This work addresses the limitation of traditional Latent Dirichlet Allocation (LDA) in capturing correlations and hierarchical structures among topics due to its use of a symmetric Dirichlet prior. To overcome this, we propose Latent Dirichlet-Tree Allocation (LDTA), which introduces a Dirichlet-Tree prior into the topic modeling framework for the first time. LDTA preserves LDA’s generative structure while explicitly modeling tree-structured dependencies among topic proportions. We derive corresponding mean-field variational inference and expectation propagation algorithms, uncover their vectorized nature, and implement fully vectorized, GPU-accelerated computation. This approach substantially enhances representational capacity over LDA while maintaining scalability, enabling efficient and scalable Bayesian inference.
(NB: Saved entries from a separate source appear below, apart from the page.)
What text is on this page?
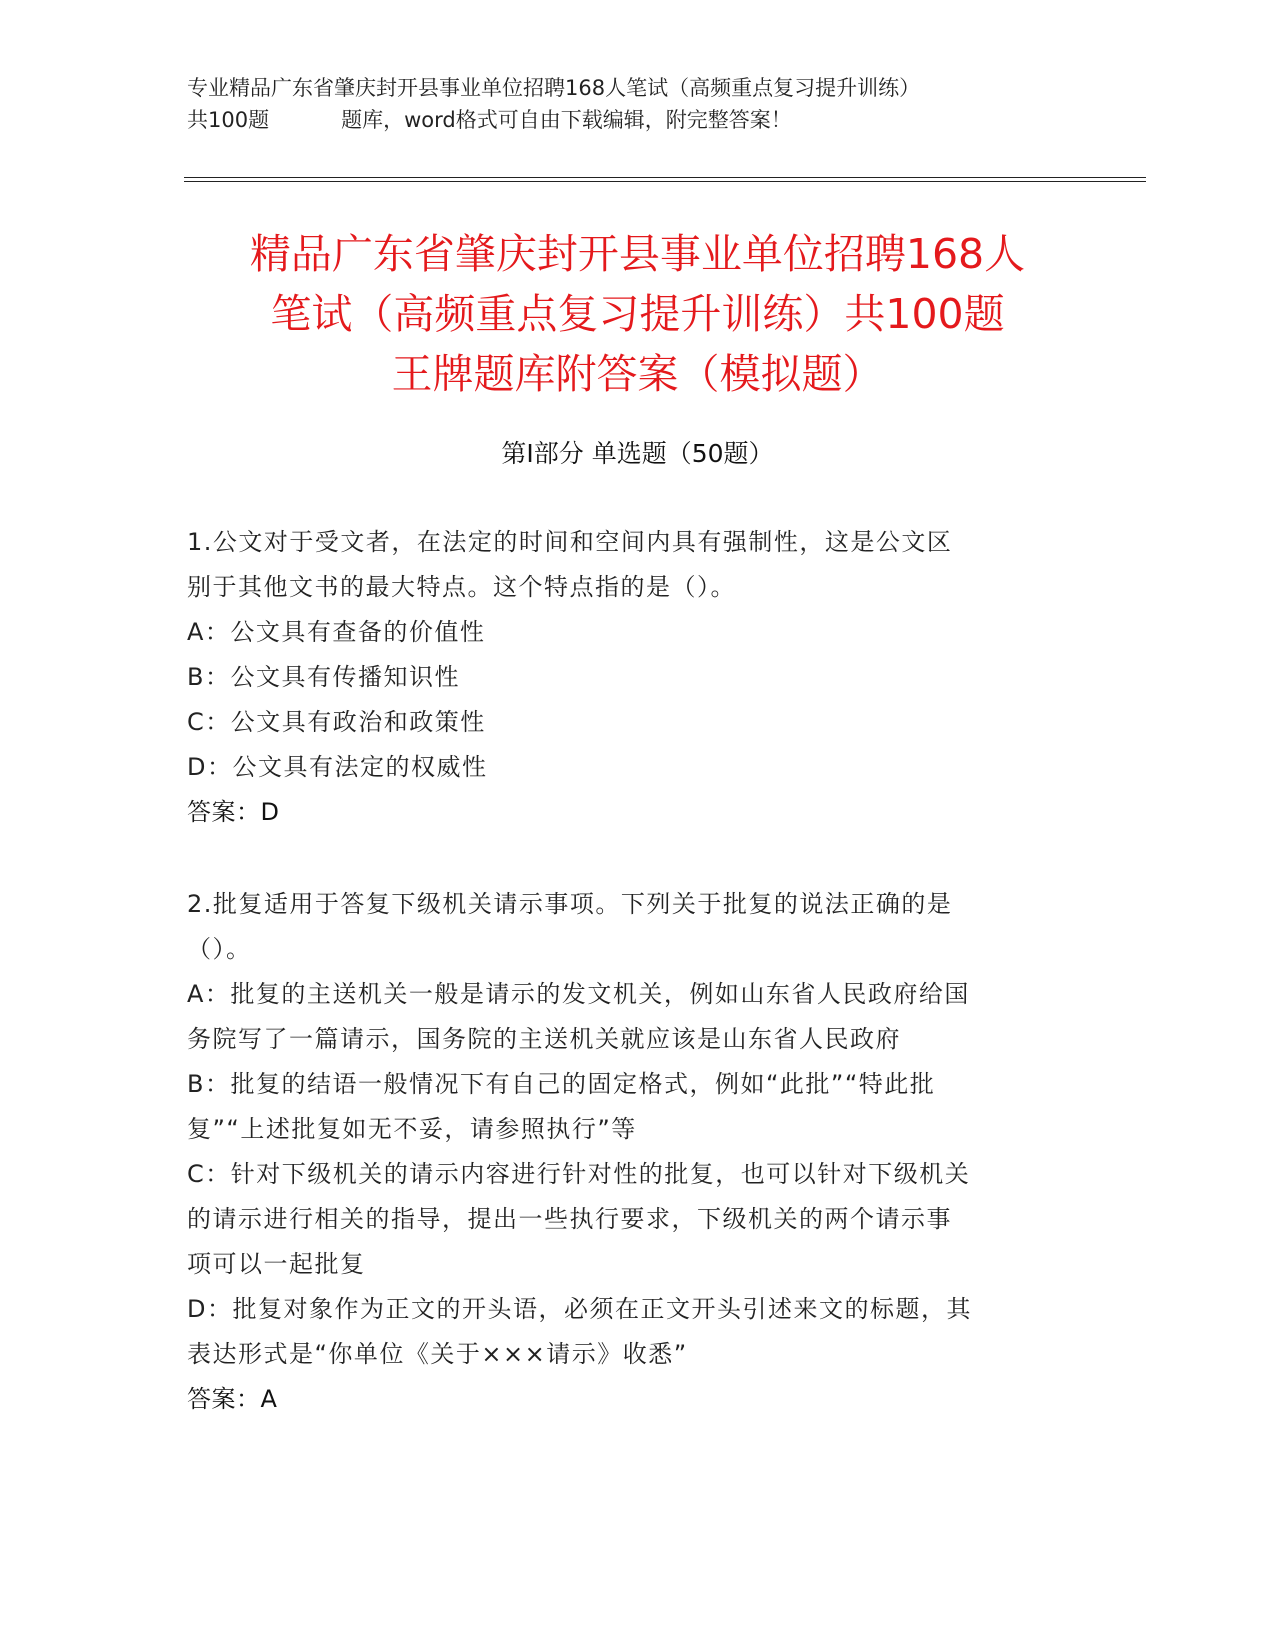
专业精品广东省肇庆封开县事业单位招聘168人笔试（高频重点复习提升训练）
共100题	题库，word格式可自由下载编辑，附完整答案！
精品广东省肇庆封开县事业单位招聘168人
笔试（高频重点复习提升训练）共100题
王牌题库附答案（模拟题）
第I部分 单选题（50题）
1.公文对于受文者，在法定的时间和空间内具有强制性，这是公文区
别于其他文书的最大特点。这个特点指的是（）。
A：公文具有查备的价值性
B：公文具有传播知识性
C：公文具有政治和政策性
D：公文具有法定的权威性
答案：D
2.批复适用于答复下级机关请示事项。下列关于批复的说法正确的是
（）。
A：批复的主送机关一般是请示的发文机关，例如山东省人民政府给国
务院写了一篇请示，国务院的主送机关就应该是山东省人民政府
B：批复的结语一般情况下有自己的固定格式，例如“此批”“特此批
复”“上述批复如无不妥，请参照执行”等
C：针对下级机关的请示内容进行针对性的批复，也可以针对下级机关
的请示进行相关的指导，提出一些执行要求，下级机关的两个请示事
项可以一起批复
D：批复对象作为正文的开头语，必须在正文开头引述来文的标题，其
表达形式是“你单位《关于×××请示》收悉”
答案：A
Latent Dirichlet Allocation (LDA) is a foundational model for discovering latent thematic structure in discrete data, but its Dirichlet prior cannot represent the rich correlations and hierarchical relationships often present among topics. We introduce the framework of Latent Dirichlet-Tree Allocation (LDTA), a generalization of LDA that replaces the Dirichlet prior with an arbitrary Dirichlet-Tree (DT) distribution. LDTA preserves LDA's generative structure but enables expressive, tree-structured priors over topic proportions. To perform inference, we develop universal mean-field variational inference and Expectation Propagation, providing tractable updates for all DT. We reveal the vectorized nature of the two inference methods through theoretical development, and perform fully vectorized, GPU-accelerated implementations. The resulting framework substantially expands the modeling capacity of LDA while maintaining scalability and computational efficiency.